Model routing uses a classifier (often a small LLM or rule-based system) to determine the complexity of each request, then routes it to the most cost-effective model. Simple requests go to cheap models like GPT-4o-mini or Claude Haiku. Complex requests go to capable models like GPT-4o or Claude Sonnet. This typically reduces costs by 40-60% while maintaining quality on hard tasks.

What is semantic caching for LLMs?

Semantic caching stores LLM responses and retrieves cached answers for semantically similar (not just identical) queries. It uses embedding similarity to match incoming queries against cached ones. If a new query is similar enough (above a cosine similarity threshold), the cached response is returned instantly — zero API cost and sub-millisecond latency. Learn more in our LLM caching guide.

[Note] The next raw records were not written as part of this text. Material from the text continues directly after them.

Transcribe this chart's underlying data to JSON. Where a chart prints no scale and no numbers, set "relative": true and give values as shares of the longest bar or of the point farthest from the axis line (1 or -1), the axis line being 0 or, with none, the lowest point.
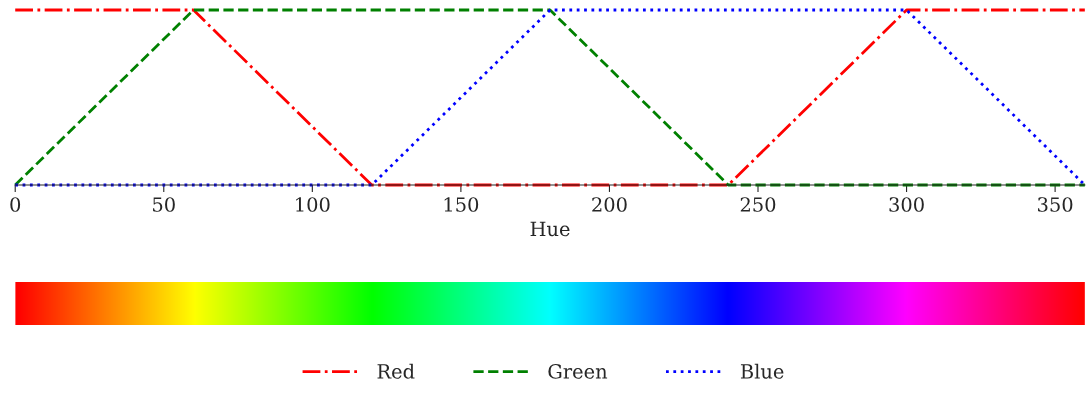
{
  "chart_data": {
    "type": "line",
    "xlabel": "Hue",
    "relative": true,
    "xlim": [
      0,
      360
    ],
    "xticks": [
      0,
      50,
      100,
      150,
      200,
      250,
      300,
      350
    ],
    "legend": "bottom",
    "grid": false,
    "series": [
      {
        "name": "Red",
        "color": "#ff0000",
        "line_style": "dashdot",
        "x": [
          0,
          60,
          120,
          240,
          300,
          360
        ],
        "values": [
          1,
          1,
          0,
          0,
          1,
          1
        ]
      },
      {
        "name": "Green",
        "color": "#008000",
        "line_style": "dashed",
        "x": [
          0,
          60,
          180,
          240,
          360
        ],
        "values": [
          0,
          1,
          1,
          0,
          0
        ]
      },
      {
        "name": "Blue",
        "color": "#0000ff",
        "line_style": "dotted",
        "x": [
          0,
          120,
          180,
          300,
          360
        ],
        "values": [
          0,
          0,
          1,
          1,
          0
        ]
      }
    ]
  }
}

How much does it cost to run an LLM in production?

Costs vary enormously by model, volume, and optimization. A typical production app handling 10,000 requests/day with GPT-4o costs roughly $500-$1,500/month unoptimized. With model routing (60% to mini), caching (30% hit rate), and batch processing for async jobs, the same app costs $100-$300/month. LLM costs are proportional to tokens processed, and most optimizations reduce token count or model cost per token.

How does prompt compression reduce LLM costs?

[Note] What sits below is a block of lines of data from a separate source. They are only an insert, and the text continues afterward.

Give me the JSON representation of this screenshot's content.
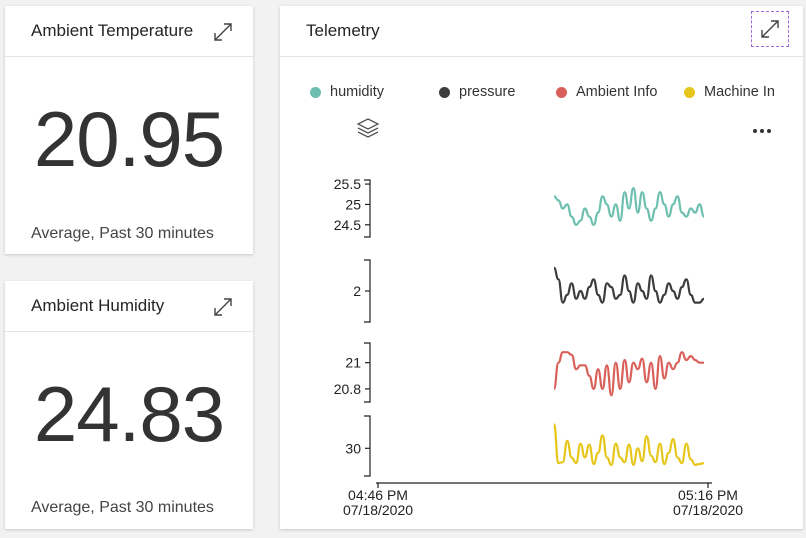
{
  "tiles": {
    "temperature": {
      "title": "Ambient Temperature",
      "value": "20.95",
      "subtitle": "Average, Past 30 minutes"
    },
    "humidity": {
      "title": "Ambient Humidity",
      "value": "24.83",
      "subtitle": "Average, Past 30 minutes"
    }
  },
  "telemetry": {
    "title": "Telemetry",
    "icons": [
      "expand-icon",
      "layers-icon",
      "more-icon"
    ]
  },
  "chart_data": {
    "type": "line",
    "x_axis": {
      "ticks": [
        {
          "time": "04:46 PM",
          "date": "07/18/2020"
        },
        {
          "time": "05:16 PM",
          "date": "07/18/2020"
        }
      ]
    },
    "series": [
      {
        "name": "humidity",
        "color": "#6dbfb0",
        "yticks": [
          "25.5",
          "25",
          "24.5"
        ],
        "ylim": [
          24.2,
          25.6
        ],
        "values": [
          25.2,
          25.1,
          24.9,
          25.0,
          24.7,
          24.5,
          24.6,
          24.9,
          24.7,
          24.5,
          24.8,
          25.2,
          25.0,
          24.7,
          25.0,
          24.6,
          25.3,
          24.9,
          25.4,
          24.8,
          25.3,
          24.9,
          24.6,
          24.9,
          25.3,
          25.0,
          24.7,
          25.0,
          25.2,
          24.8,
          24.7,
          24.9,
          24.8,
          25.0,
          24.7
        ]
      },
      {
        "name": "pressure",
        "color": "#3c3c3c",
        "yticks": [
          "2"
        ],
        "ylim": [
          1.2,
          2.8
        ],
        "values": [
          2.6,
          2.3,
          1.7,
          1.9,
          2.2,
          1.8,
          2.0,
          1.8,
          2.1,
          2.3,
          1.9,
          1.7,
          2.2,
          2.1,
          1.8,
          1.9,
          2.4,
          2.0,
          1.7,
          2.2,
          2.0,
          1.8,
          2.4,
          2.0,
          1.7,
          1.9,
          2.2,
          2.0,
          1.8,
          2.1,
          2.3,
          1.9,
          1.7,
          1.7,
          1.8
        ]
      },
      {
        "name": "Ambient Info",
        "color": "#d9605a",
        "yticks": [
          "21",
          "20.8"
        ],
        "ylim": [
          20.7,
          21.15
        ],
        "values": [
          20.8,
          21.0,
          21.08,
          21.08,
          21.06,
          20.95,
          20.98,
          20.98,
          20.9,
          20.8,
          20.95,
          20.8,
          20.98,
          20.75,
          21.0,
          20.8,
          21.02,
          20.85,
          21.0,
          20.95,
          21.03,
          20.85,
          21.0,
          20.8,
          21.05,
          20.88,
          21.0,
          20.95,
          21.0,
          21.08,
          21.02,
          21.05,
          21.02,
          21.0,
          21.0
        ]
      },
      {
        "name": "Machine In",
        "color": "#e6c619",
        "yticks": [
          "30"
        ],
        "ylim": [
          27.0,
          33.5
        ],
        "values": [
          32.6,
          28.4,
          28.5,
          30.8,
          29.0,
          28.4,
          30.5,
          29.0,
          30.4,
          28.3,
          29.5,
          31.4,
          29.0,
          28.2,
          30.5,
          29.0,
          28.5,
          30.4,
          28.2,
          30.0,
          28.6,
          31.3,
          29.2,
          28.5,
          30.5,
          28.3,
          29.5,
          31.0,
          29.0,
          28.4,
          30.5,
          28.8,
          28.2,
          28.3,
          28.4
        ]
      }
    ]
  }
}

Prompt compression strips unnecessary tokens from inputs without degrading output quality. LLMs respond equally well to compressed instruction formats — a 127-token system prompt can often be reduced to 42 tokens (67% fewer) with the same instructions. At scale across 10,000 daily requests, this saves roughly $650/year at GPT-4o pricing on a single system prompt alone.

When should I use batch APIs instead of real-time LLM calls?

Use batch APIs for workloads that are not time-sensitive: nightly report generation, classifying large document sets, email content generation, and RAG index enrichment. Both OpenAI and Anthropic offer batch APIs at a 50% price reduction with a 24-hour completion window. Reserve real-time API calls for user-facing requests where someone is waiting for a response.

What metrics should I track for LLM cost optimization?

Track six key metrics: cost per request broken down by model and feature, semantic cache hit rate as an actively improved KPI, model distribution showing percentage of requests at each tier, tokens per request (input and output separately), cost per active user per day for unit economics, and budget utilization rate per user and feature with alerts at 80% threshold.

How do I set per-user token budgets for LLM applications?

Implement per-user token budgets using a Redis-backed budget manager that tracks daily and monthly token consumption. Before each LLM call, check the estimated token count against the user's remaining budget. If the request would exceed the daily or monthly limit, reject it gracefully. This prevents runaway usage in multi-tenant applications.

What is the difference between exact match caching and semantic caching?

Exact match caching stores responses keyed by a hash of the full request — zero false positives, only returns cached responses for identical requests. It works for deterministic, templated queries. Semantic caching stores query embeddings and retrieves responses for semantically similar queries above a cosine similarity threshold, handling natural language variation. Use exact match for system-generated queries and semantic caching for end-user queries.

Why do LLM API costs spiral in production?

LLM costs compound across four factors: which model you call (GPT-4o costs roughly 30-50x more per token than GPT-4o-mini), how many input tokens you send (system prompt, retrieved context, conversation history), how many output tokens the model generates, and how often you call the API (retries, chain steps, agent loops). A RAG system doing three LLM calls per interaction can reach over $20,000/month at 10,000 requests per day.